De acordo com emedebistas ouvidos pela Folha, o partido, ao integrar o governo Doria, sinalizou apoio à eleição de Garcia para o Palácio dos Bandeirantes, mas não necessariamente está comprometido em apoiar o governador na corrida para o Planalto. O MDB se divide entre defensores da terceira via, de Lula (PT) e de Jair Bolsonaro (sem partido).

Como previsto, a troca ocorrerá após a filiação de Garcia ao PSDB, na última sexta (14). Se o MDB foi atraído para a órbita de Doria, a mudança de sigla do vice implodiu a relação do governador com o presidente do DEM, ACM Neto.

Neto afirmou que Doria é despreparado para liderar um projeto nacional. A filiação, tuitou ele na sexta, "é fruto de uma inexplicável imposição estabelecida pelo governador de São Paulo, João Doria, cuja inabilidade política tem lhe rendido altíssima rejeição e afastado seus aliados".

A aproximação do MDB também ajuda a sepultar a possibilidade de o presidente da Fiesp, Paulo Skaf, disputar pelo partido a eleição ao governo em 2022 contra o candidato do PSDB.

Como mostrou a Folha, Doria estruturou seu secretariado com base em escolhas pessoais e técnicas, abrindo pouco espaço a partidos aliados —o que agora cobra seu preço em sua tentativa de formar aliança para 2022. Para driblar esse entrave, o governador tem cedido em movimentos recentes.

Doria contemplou até um partido adversário nas eleições, o PSB, que é presidido em São Paulo pelo ex-governador Márcio França —tido como candidato ao Bandeirantes no ano que vem.

O tucano escolheu o deputado estadual Vinicius Camarinha (PSB) para ser seu líder de governo na Assembleia. França suspendeu Camarinha do partido por ter aceito o convite. Para parte dos membros do governo, a escolha de Doria foi pessoal e não pretendeu atrair o PSB.

Já a escolha de Itamar, enquanto acalma insatisfações na base aliada, cria constrangimento para Doria devido às condenações do deputado.

Itamar é ex-prefeito de Santa Fé do Sul, cidade próxima às divisas com Minas Gerais e Mato Grosso do Sul, e influente na região. No ano passado, o TRF-3 (Tribunal Regional Federal da 3ª Região) aplicou a ele pena de cinco anos e três meses por crime de responsabilidade em licitação fraudulenta.

A acusação diz que ele participou de um esquema que desviou em 1996, em valores atualizados, R$ 2 milhões de verbas federais da educação. Ele nega ter cometido irregularidades e recorre da decisão.
Sua assessoria diz que a licitação feita pelo ex-prefeito "seguiu todos os trâmites legais, tanto que a prestação de contas do convênio foi aprovada" pelos Tribunais de Contas do Estado e da União.

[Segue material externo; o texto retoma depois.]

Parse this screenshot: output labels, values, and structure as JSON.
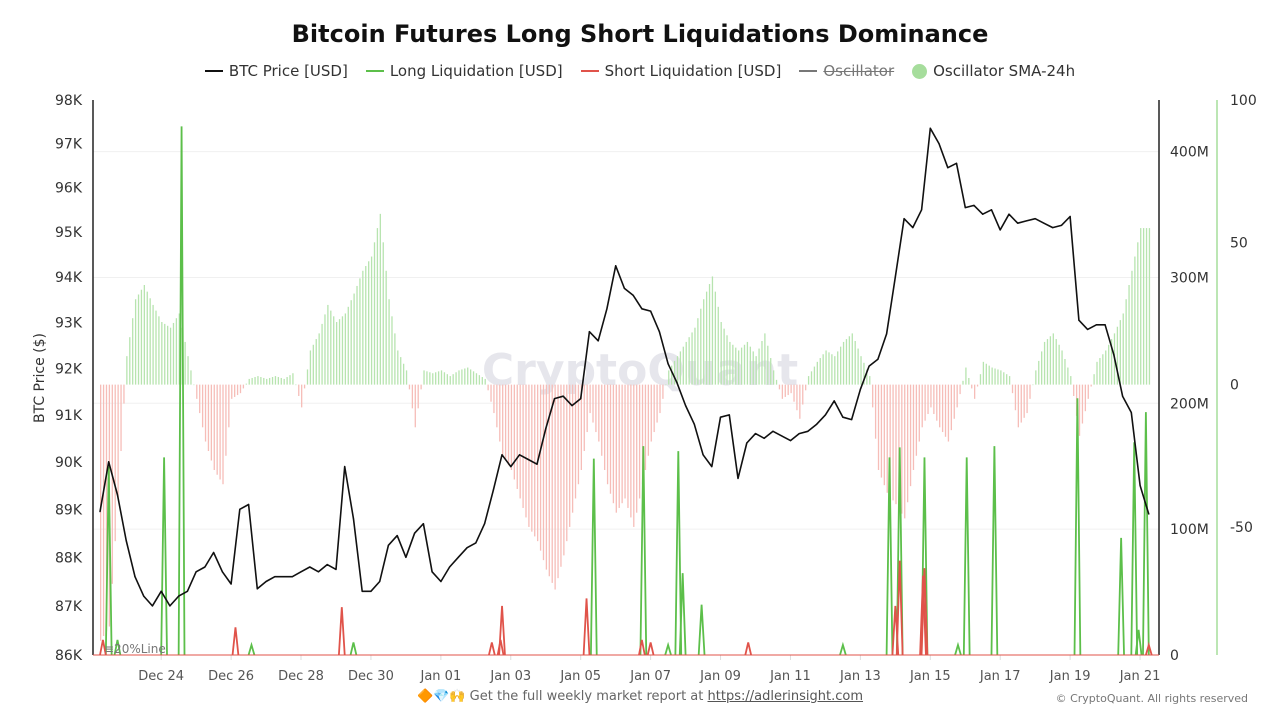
{
  "chart_data": {
    "type": "line",
    "title": "Bitcoin Futures Long Short Liquidations Dominance",
    "legend": {
      "placement": "top",
      "entries": [
        {
          "name": "BTC Price [USD]",
          "color": "#111111",
          "marker": "line"
        },
        {
          "name": "Long Liquidation [USD]",
          "color": "#5cbf4a",
          "marker": "line"
        },
        {
          "name": "Short Liquidation [USD]",
          "color": "#e0534a",
          "marker": "line"
        },
        {
          "name": "Oscillator",
          "color": "#777777",
          "marker": "line",
          "hidden": true
        },
        {
          "name": "Oscillator SMA-24h",
          "color": "#a6dd9c",
          "marker": "dot"
        }
      ]
    },
    "x_axis": {
      "type": "time",
      "ticks": [
        "Dec 24",
        "Dec 26",
        "Dec 28",
        "Dec 30",
        "Jan 01",
        "Jan 03",
        "Jan 05",
        "Jan 07",
        "Jan 09",
        "Jan 11",
        "Jan 13",
        "Jan 15",
        "Jan 17",
        "Jan 19",
        "Jan 21"
      ]
    },
    "y_axis_left": {
      "label": "BTC Price ($)",
      "scale": "log",
      "ylim": [
        86000,
        98000
      ],
      "ticks": [
        "98K",
        "97K",
        "96K",
        "95K",
        "94K",
        "93K",
        "92K",
        "91K",
        "90K",
        "89K",
        "88K",
        "87K",
        "86K"
      ],
      "tick_values": [
        98000,
        97000,
        96000,
        95000,
        94000,
        93000,
        92000,
        91000,
        90000,
        89000,
        88000,
        87000,
        86000
      ]
    },
    "y_axis_right": {
      "ylim": [
        0,
        441
      ],
      "unit": "M USD",
      "ticks": [
        "400M",
        "300M",
        "200M",
        "100M",
        "0"
      ],
      "tick_values": [
        400,
        300,
        200,
        100,
        0
      ],
      "grid": true
    },
    "y_axis_oscillator": {
      "ylim": [
        -95,
        100
      ],
      "ticks": [
        "100",
        "50",
        "0",
        "-50"
      ],
      "tick_values": [
        100,
        50,
        0,
        -50
      ]
    },
    "reference_label": "≡20%Line",
    "watermark": "CryptoQuant",
    "sampling": {
      "start": "Dec 22 06:00",
      "interval_hours": 6
    },
    "price": [
      88950,
      90000,
      89300,
      88350,
      87600,
      87200,
      87000,
      87300,
      87000,
      87200,
      87300,
      87700,
      87800,
      88100,
      87700,
      87450,
      89000,
      89100,
      87350,
      87500,
      87600,
      87600,
      87600,
      87700,
      87800,
      87700,
      87850,
      87750,
      89900,
      88800,
      87300,
      87300,
      87500,
      88250,
      88450,
      88000,
      88500,
      88700,
      87700,
      87500,
      87800,
      88000,
      88200,
      88300,
      88700,
      89400,
      90150,
      89900,
      90150,
      90050,
      89950,
      90700,
      91350,
      91400,
      91200,
      91350,
      92800,
      92600,
      93300,
      94250,
      93750,
      93600,
      93300,
      93250,
      92800,
      92100,
      91700,
      91200,
      90800,
      90150,
      89900,
      90950,
      91000,
      89650,
      90400,
      90600,
      90500,
      90650,
      90550,
      90450,
      90600,
      90650,
      90800,
      91000,
      91300,
      90950,
      90900,
      91550,
      92050,
      92200,
      92750,
      94000,
      95300,
      95100,
      95500,
      97350,
      97000,
      96450,
      96550,
      95550,
      95600,
      95400,
      95500,
      95050,
      95400,
      95200,
      95250,
      95300,
      95200,
      95100,
      95150,
      95350,
      93050,
      92850,
      92950,
      92950,
      92300,
      91400,
      91050,
      89500,
      88900
    ],
    "oscillator_sma_24h": [
      -90,
      -85,
      -40,
      10,
      30,
      35,
      28,
      22,
      20,
      25,
      10,
      -5,
      -20,
      -30,
      -35,
      -5,
      -3,
      2,
      3,
      2,
      3,
      2,
      4,
      -8,
      12,
      18,
      28,
      22,
      25,
      32,
      40,
      45,
      60,
      30,
      12,
      5,
      -15,
      5,
      4,
      5,
      3,
      5,
      6,
      4,
      2,
      -10,
      -25,
      -30,
      -40,
      -50,
      -55,
      -65,
      -72,
      -60,
      -45,
      -30,
      -10,
      -20,
      -35,
      -45,
      -40,
      -50,
      -35,
      -20,
      -10,
      5,
      10,
      15,
      20,
      30,
      38,
      22,
      15,
      12,
      15,
      10,
      18,
      5,
      -5,
      -3,
      -12,
      3,
      8,
      12,
      10,
      15,
      18,
      10,
      3,
      -30,
      -38,
      -42,
      -47,
      -30,
      -15,
      -8,
      -15,
      -20,
      -8,
      6,
      -5,
      8,
      6,
      5,
      3,
      -15,
      -10,
      5,
      15,
      18,
      12,
      3,
      -18,
      -5,
      8,
      12,
      18,
      25,
      40,
      55,
      55
    ],
    "long_liquidation_spikes_musd": [
      {
        "t": "Dec 22 12:00",
        "v": 150
      },
      {
        "t": "Dec 22 18:00",
        "v": 12
      },
      {
        "t": "Dec 24 02:00",
        "v": 157
      },
      {
        "t": "Dec 24 14:00",
        "v": 420
      },
      {
        "t": "Dec 26 14:00",
        "v": 8
      },
      {
        "t": "Dec 29 12:00",
        "v": 10
      },
      {
        "t": "Jan 05 09:00",
        "v": 156
      },
      {
        "t": "Jan 06 19:00",
        "v": 166
      },
      {
        "t": "Jan 07 12:00",
        "v": 8
      },
      {
        "t": "Jan 07 19:00",
        "v": 162
      },
      {
        "t": "Jan 07 22:00",
        "v": 65
      },
      {
        "t": "Jan 08 11:00",
        "v": 40
      },
      {
        "t": "Jan 12 12:00",
        "v": 8
      },
      {
        "t": "Jan 13 20:00",
        "v": 157
      },
      {
        "t": "Jan 14 03:00",
        "v": 165
      },
      {
        "t": "Jan 14 20:00",
        "v": 157
      },
      {
        "t": "Jan 15 19:00",
        "v": 8
      },
      {
        "t": "Jan 16 01:00",
        "v": 157
      },
      {
        "t": "Jan 16 20:00",
        "v": 166
      },
      {
        "t": "Jan 19 05:00",
        "v": 204
      },
      {
        "t": "Jan 20 11:00",
        "v": 93
      },
      {
        "t": "Jan 20 20:00",
        "v": 169
      },
      {
        "t": "Jan 20 23:00",
        "v": 20
      },
      {
        "t": "Jan 21 04:00",
        "v": 193
      }
    ],
    "short_liquidation_spikes_musd": [
      {
        "t": "Dec 22 08:00",
        "v": 12
      },
      {
        "t": "Dec 26 03:00",
        "v": 22
      },
      {
        "t": "Dec 29 04:00",
        "v": 38
      },
      {
        "t": "Jan 02 11:00",
        "v": 10
      },
      {
        "t": "Jan 02 17:00",
        "v": 12
      },
      {
        "t": "Jan 02 18:00",
        "v": 39
      },
      {
        "t": "Jan 05 04:00",
        "v": 45
      },
      {
        "t": "Jan 06 18:00",
        "v": 12
      },
      {
        "t": "Jan 07 00:00",
        "v": 10
      },
      {
        "t": "Jan 09 19:00",
        "v": 10
      },
      {
        "t": "Jan 14 00:00",
        "v": 39
      },
      {
        "t": "Jan 14 03:00",
        "v": 75
      },
      {
        "t": "Jan 14 19:00",
        "v": 63
      },
      {
        "t": "Jan 14 20:00",
        "v": 69
      },
      {
        "t": "Jan 21 06:00",
        "v": 8
      }
    ],
    "colors": {
      "price": "#111111",
      "long": "#5cbf4a",
      "short": "#e0534a",
      "osc_pos": "#b7e4af",
      "osc_neg": "#f6bdb8",
      "osc_axis": "#a6dd9c"
    }
  },
  "footer": {
    "emojis": "🔶💎🙌",
    "text": "Get the full weekly market report at",
    "link": "https://adlerinsight.com",
    "copyright": "© CryptoQuant. All rights reserved"
  }
}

Além de Itamar e Nunes, Doria já teve outros desgastes ao tentar abrigar aliados com problemas na Justiça em seu governo

O economista Barjas Negri, ex-ministro da Saúde e prefeito de Piracicaba por três mandatos, foi exonerado do posto de subsecretário de Assuntos Metropolitanos, após decisão liminar do Tribunal de Justiça de São Paulo.

A corte entendeu que Barjas —condenado à perda de direitos políticos e declarado inelegível em 2020, quando tentou a reeleição no município do interior de São Paulo— estava impedido de assumir a função.

Houve ainda os casos de Gilberto Kassab (PSD) e de Alexandre Baldy (PP), que chegou a ser preso no exercício do cargo de secretário dos Transportes Metropolitanos, mas retornou.